• Articolo , 30 giugno 2009
  • Vecchi bulbi e elettrodomestici energivori di nuovo al bando

  • Grazie a due emendamenti presentati dal Pd reintrodotto lo stop alla produzione per le lampadine ad incandescenza

(Rinnovabili.it) – Prima sono messi al bando, poi non lo sono più, ora di nuovo lo stop. Sembrerebbe essere arrivata la tanto attesa parola fine per le lampadine ad incandescenza e gli elettrodomestici “inquinanti”, vale a dire quelli di classe energetica inferiore alla A; il divieto di commercializzazione da parte dell’industria a partire dal 2010 – introdotto con la finanziaria 2007 – era stato cancellato questo aprile con un emendamento al ddl sull’energia, ma ora lo stop è stato riattivato grazie l’approvazione da parte dell’aula del Parlamento di due emendamenti presentati dal Partito Democratico.
Pienamente soddisfatto Ermete Realacci, Responsabile Ambiente del Pd, che ha così commentato: “Con l’approvazione dei due emendamenti presentati dal Partito Democratico si è fermato un ennesimo passo indietro che il Governo aveva commesso nei confronti di politiche a favore dell’ambiente, dell’innovazione, dell’efficienza e del risparmio energetico”.

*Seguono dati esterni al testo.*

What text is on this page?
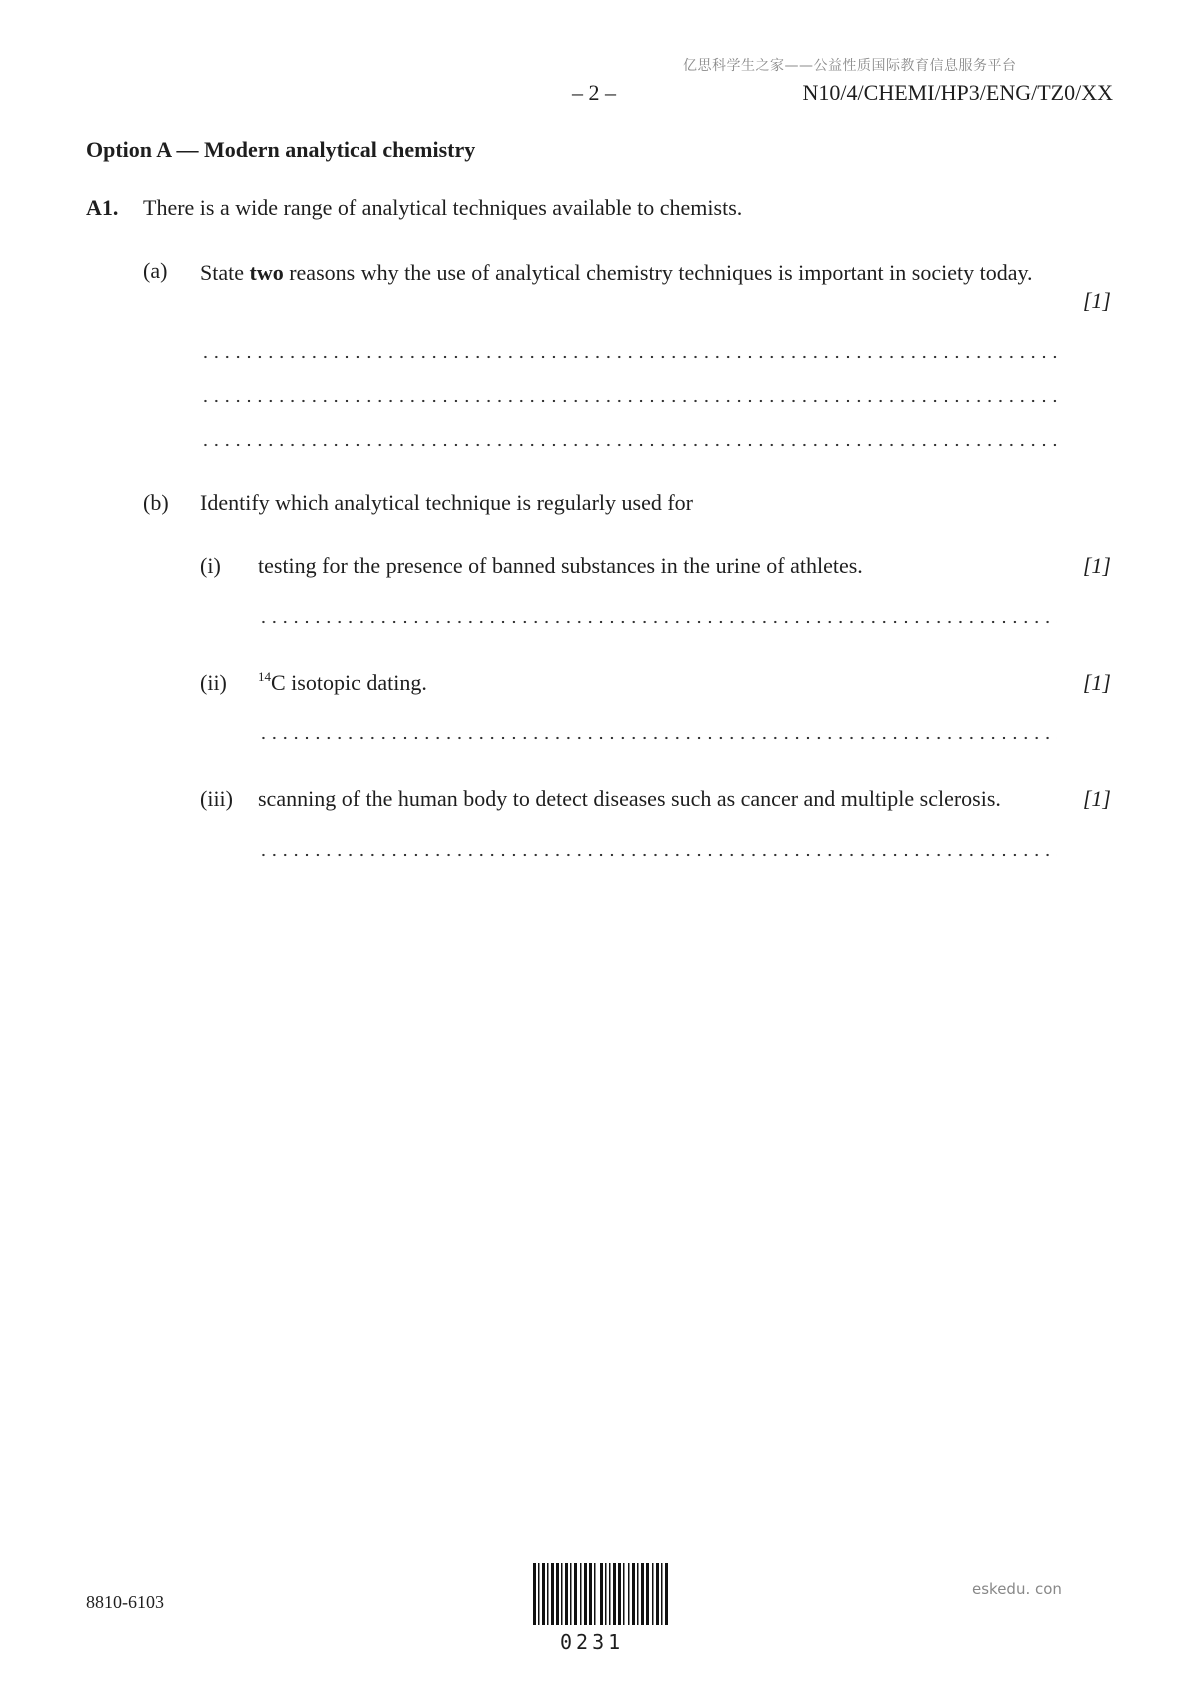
亿思科学生之家——公益性质国际教育信息服务平台
– 2 –	N10/4/CHEMI/HP3/ENG/TZ0/XX
Option A — Modern analytical chemistry
A1. There is a wide range of analytical techniques available to chemists.
(a) State two reasons why the use of analytical chemistry techniques is important in society today.
[1]
(b) Identify which analytical technique is regularly used for
(i) testing for the presence of banned substances in the urine of athletes.	[1]
(ii) $^{14}$C isotopic dating.	[1]
(iii) scanning of the human body to detect diseases such as cancer and multiple sclerosis.	[1]
8810-6103
0231
eskedu. con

La sostituzione dei vecchi bulbi con lampadine ad alta efficienza è, d’altra parte, una delle basilari misure sponsorizzate dal risparmio energetico a livello dei consumatori: le prime, con appena 11-12 lm/W, sprecano oltre il 90% dell’energia elettrica dissipandola sotto forma di calore. L’indirizzo dell’industria diviene dunque fondamentale in quest’ottica.

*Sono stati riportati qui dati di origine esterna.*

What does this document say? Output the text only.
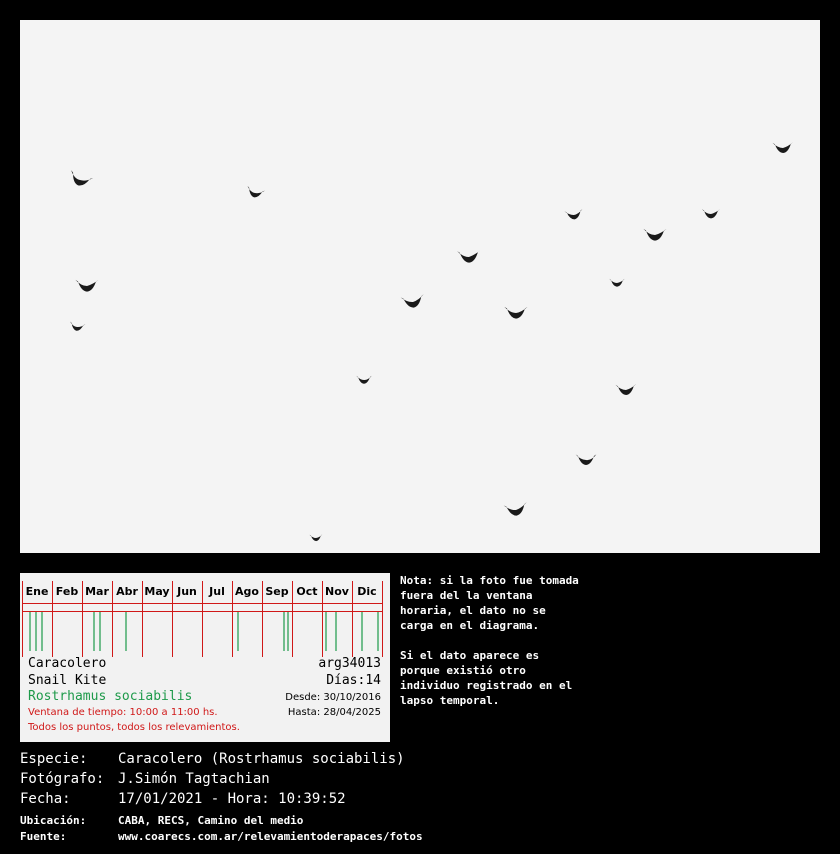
Ene Feb Mar Abr May Jun	Jul Ago Sep Oct Nov Dic
Caracolero	arg34013
Snail Kite	Días:14
Rostrhamus sociabilis	Desde: 30/10/2016
Ventana de tiempo: 10:00 a 11:00 hs.	Hasta: 28/04/2025
Todos los puntos, todos los relevamientos.

Nota: si la foto fue tomada fuera del la ventana horaria, el dato no se carga en el diagrama.

Si el dato aparece es porque existió otro individuo registrado en el lapso temporal.

Especie: Caracolero (Rostrhamus sociabilis)
Fotógrafo: J.Simón Tagtachian
Fecha:	17/01/2021 - Hora: 10:39:52
Ubicación:	CABA, RECS, Camino del medio
Fuente:	www.coarecs.com.ar/relevamientoderapaces/fotos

“E’ una bella notizia sicuramente per l’ambiente e per le politiche di contenimento dei gas serra – aggiunge Realacci – basti pensare che dalla sola sostituzione delle lampadine a incandescenza con quelle a basso consumo è possibile ottenere un risparmio energetico pari a quello di una centrale nucleare da 100 megawatt. Ma è anche un modo per favorire l’industria italiana, molto avanzata in questi settori, e un’opportunità di rilanciare l’economia proprio a partire dai settori verdi”.

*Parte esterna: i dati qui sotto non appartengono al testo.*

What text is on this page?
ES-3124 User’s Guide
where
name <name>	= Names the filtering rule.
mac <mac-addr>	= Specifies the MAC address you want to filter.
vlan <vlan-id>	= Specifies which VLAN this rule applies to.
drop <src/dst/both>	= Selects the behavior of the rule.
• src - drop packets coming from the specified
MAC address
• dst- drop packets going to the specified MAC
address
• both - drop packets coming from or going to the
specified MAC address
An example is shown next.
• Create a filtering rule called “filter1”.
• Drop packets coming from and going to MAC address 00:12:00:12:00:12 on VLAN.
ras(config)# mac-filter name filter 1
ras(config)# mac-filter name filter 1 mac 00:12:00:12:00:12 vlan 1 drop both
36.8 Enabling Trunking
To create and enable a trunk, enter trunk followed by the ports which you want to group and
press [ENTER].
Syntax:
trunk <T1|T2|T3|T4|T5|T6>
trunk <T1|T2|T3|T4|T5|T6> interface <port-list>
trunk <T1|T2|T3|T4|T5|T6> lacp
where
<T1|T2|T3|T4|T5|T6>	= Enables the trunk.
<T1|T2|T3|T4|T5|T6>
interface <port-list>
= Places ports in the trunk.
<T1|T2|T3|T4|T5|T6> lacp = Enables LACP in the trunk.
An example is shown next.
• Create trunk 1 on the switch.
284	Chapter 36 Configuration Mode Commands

E per sognare un po’ più in grande, basti pensare che se in tutto il mondo le lampade incandescenti venissero sostituite con le fluorescenti compatte, si stima che il potenziale risparmio raggiungibile possa essere intorno a 470 milioni di tonnellate di CO2 al 2010, e 700 al 2030 (dati dell’International Energy Agency dell’OCSE). Per niente male come risultato.